Monday February 8th, 2010

Shiny Happy People

hawkinsIn college, a good friend of mine used to bemoan news of his favorite rock stars being in happy relationships, because he figured that meant the ensuing records would be no good. The idea that artists in any medium create sharper work when they’re unhappy—and that unhappiness is a more fertile subject than happiness—is a potent, long-standing one, and there’s plenty of evidence to support it. As Amy Bloom puts it in a recent essay in the New York Times: “Smart people often talk trash about happiness, and worse than trash about books on happiness, and they have been doing so for centuries.”

Terry Teachout recently shared this excerpt from The Watch That Ends the Night by Hugh MacLennan:

Happiness is one of the hardest things to write about, and the difficulty of doing so makes me long to be a musician or a painter, for painters and musicians are at ease with the supreme emotion, which is not grief but joy abounding. To be able to make a joyful noise unto the Lord or a praise of colors and forms would seem to me to equate any man with gods or little children. Happiness annihilates time.
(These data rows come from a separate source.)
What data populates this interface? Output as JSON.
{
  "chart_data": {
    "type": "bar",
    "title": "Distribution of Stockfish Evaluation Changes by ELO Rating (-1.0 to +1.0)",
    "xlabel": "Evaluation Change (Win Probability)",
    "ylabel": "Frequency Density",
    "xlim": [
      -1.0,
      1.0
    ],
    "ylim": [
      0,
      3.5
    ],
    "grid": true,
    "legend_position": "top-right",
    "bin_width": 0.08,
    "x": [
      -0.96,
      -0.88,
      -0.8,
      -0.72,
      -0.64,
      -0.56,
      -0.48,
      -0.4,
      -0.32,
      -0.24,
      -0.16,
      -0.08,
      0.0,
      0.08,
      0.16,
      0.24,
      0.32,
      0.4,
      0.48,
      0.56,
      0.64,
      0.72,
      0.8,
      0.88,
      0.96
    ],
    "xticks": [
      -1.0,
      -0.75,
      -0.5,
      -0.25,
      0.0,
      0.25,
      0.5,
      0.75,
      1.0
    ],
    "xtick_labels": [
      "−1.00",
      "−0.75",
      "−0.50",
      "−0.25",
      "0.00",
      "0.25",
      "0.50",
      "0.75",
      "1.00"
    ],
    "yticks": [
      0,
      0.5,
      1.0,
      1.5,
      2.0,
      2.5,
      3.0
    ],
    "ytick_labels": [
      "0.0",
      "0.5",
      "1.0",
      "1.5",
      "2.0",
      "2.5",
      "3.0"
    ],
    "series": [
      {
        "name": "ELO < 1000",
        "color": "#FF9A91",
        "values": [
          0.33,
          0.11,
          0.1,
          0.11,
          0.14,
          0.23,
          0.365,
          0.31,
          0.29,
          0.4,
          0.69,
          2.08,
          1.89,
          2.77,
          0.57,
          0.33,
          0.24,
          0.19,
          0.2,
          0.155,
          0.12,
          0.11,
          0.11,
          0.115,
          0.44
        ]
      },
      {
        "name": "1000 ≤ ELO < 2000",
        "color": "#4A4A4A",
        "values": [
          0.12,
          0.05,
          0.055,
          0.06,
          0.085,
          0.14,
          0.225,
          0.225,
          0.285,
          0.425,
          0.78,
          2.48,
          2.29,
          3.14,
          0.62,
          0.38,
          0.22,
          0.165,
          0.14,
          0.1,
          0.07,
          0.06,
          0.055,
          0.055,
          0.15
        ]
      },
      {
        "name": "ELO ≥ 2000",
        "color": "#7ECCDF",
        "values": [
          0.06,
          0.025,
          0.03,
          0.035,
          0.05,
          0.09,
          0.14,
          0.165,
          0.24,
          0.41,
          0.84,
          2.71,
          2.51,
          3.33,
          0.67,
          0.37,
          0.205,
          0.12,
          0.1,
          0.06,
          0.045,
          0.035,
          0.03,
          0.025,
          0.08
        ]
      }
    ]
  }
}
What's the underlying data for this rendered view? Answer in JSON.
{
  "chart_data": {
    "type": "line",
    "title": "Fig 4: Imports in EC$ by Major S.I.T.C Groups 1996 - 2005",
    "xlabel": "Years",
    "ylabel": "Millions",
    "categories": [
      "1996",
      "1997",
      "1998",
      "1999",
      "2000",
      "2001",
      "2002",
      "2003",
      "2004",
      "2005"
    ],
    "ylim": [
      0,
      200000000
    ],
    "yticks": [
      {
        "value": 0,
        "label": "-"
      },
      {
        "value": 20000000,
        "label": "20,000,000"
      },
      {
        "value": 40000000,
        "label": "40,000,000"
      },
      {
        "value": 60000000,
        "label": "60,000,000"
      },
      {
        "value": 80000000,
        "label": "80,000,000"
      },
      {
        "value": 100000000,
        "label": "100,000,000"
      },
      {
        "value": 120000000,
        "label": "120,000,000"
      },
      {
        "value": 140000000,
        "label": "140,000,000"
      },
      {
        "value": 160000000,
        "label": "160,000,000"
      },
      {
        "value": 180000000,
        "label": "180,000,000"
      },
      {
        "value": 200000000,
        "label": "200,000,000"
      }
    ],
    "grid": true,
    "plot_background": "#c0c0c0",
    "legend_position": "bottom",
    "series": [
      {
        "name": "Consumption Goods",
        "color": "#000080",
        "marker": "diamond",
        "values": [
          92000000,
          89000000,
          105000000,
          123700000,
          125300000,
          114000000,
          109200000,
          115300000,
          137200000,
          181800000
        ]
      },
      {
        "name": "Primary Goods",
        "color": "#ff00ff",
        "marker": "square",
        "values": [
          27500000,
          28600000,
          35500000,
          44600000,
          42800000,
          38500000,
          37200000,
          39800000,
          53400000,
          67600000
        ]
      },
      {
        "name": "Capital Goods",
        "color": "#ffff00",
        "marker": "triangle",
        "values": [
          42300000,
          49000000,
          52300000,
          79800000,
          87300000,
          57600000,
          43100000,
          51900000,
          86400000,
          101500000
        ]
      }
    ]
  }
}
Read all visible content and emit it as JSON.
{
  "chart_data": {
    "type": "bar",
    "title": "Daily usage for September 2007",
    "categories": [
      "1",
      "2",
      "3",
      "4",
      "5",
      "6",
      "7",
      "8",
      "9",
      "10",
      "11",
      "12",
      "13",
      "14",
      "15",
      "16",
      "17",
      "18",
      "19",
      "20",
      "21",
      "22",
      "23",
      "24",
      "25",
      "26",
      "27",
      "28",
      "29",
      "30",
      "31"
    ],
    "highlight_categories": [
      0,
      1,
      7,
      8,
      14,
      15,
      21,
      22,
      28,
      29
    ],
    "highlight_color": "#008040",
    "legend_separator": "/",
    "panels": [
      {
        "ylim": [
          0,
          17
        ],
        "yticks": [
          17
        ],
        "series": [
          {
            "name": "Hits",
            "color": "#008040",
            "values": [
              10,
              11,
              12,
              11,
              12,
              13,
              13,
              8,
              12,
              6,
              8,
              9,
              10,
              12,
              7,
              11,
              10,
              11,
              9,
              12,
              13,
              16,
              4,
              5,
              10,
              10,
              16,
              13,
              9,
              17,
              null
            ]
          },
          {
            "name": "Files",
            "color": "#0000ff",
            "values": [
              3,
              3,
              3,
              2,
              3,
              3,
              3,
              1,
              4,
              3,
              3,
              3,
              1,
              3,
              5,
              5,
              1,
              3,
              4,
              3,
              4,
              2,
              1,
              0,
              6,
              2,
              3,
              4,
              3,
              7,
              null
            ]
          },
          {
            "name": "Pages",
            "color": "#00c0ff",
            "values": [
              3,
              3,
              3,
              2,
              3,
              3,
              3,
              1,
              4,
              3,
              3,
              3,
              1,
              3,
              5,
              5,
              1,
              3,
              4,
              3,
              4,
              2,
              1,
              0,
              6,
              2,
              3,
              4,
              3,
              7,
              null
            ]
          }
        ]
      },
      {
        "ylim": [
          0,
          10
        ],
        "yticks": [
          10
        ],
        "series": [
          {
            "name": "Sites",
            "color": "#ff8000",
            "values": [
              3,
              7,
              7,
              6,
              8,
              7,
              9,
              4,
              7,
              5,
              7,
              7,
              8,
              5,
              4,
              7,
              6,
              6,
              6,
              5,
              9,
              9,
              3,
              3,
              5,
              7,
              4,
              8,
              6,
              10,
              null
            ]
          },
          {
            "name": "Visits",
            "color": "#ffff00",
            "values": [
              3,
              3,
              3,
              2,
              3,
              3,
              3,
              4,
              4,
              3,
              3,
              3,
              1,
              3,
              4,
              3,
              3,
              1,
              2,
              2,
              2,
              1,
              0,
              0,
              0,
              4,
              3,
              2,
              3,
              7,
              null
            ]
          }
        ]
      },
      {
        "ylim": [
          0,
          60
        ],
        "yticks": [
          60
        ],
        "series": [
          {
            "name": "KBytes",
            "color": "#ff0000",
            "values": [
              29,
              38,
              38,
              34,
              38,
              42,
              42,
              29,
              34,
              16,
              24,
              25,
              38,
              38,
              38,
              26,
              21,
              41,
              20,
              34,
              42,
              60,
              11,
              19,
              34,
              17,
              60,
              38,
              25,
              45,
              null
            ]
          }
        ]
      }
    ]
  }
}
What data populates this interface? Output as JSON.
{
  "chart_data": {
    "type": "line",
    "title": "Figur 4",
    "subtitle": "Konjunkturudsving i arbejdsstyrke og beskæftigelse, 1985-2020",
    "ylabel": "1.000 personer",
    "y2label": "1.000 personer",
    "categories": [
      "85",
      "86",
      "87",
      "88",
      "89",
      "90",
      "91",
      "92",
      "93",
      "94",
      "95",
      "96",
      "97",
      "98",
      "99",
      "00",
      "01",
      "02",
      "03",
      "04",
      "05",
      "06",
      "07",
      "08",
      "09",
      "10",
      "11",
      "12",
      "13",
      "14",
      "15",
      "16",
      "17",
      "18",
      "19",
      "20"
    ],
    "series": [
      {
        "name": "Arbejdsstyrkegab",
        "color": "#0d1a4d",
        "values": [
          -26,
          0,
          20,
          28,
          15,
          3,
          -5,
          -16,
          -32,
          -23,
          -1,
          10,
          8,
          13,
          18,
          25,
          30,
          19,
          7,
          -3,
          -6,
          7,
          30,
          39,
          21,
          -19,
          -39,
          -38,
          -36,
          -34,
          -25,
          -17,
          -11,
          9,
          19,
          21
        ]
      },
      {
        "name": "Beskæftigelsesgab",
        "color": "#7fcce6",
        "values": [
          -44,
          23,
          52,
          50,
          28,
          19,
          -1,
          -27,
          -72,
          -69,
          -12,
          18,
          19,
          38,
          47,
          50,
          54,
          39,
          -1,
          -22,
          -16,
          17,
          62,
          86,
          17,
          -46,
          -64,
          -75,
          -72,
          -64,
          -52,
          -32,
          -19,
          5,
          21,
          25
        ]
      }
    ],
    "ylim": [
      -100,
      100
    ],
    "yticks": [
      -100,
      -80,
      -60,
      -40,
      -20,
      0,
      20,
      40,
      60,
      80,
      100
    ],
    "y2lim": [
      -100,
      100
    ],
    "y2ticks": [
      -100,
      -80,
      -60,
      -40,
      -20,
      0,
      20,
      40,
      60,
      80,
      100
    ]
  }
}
We measure history by its catastrophes, we recall the weather by its storms, but the periods of peace and joy—who can describe them?

It does seem that painting and classical music are two of the only art forms that can safely approach the subjects of contentment and joy. Which is to say that abstraction can approach it. Much rarer is the book or film that does the same—Mike Leigh’s brilliant Happy-Go-Lucky comes to mind. But what about books? Ingrid Norton says that J. L. Carr’s A Month in the Country accomplishes the feat:

Carr tells a tale of happiness which burnishes such a strong and subtle impression in the mind of the reader that it seems you yourself have passed through the season of contentment Carr describes.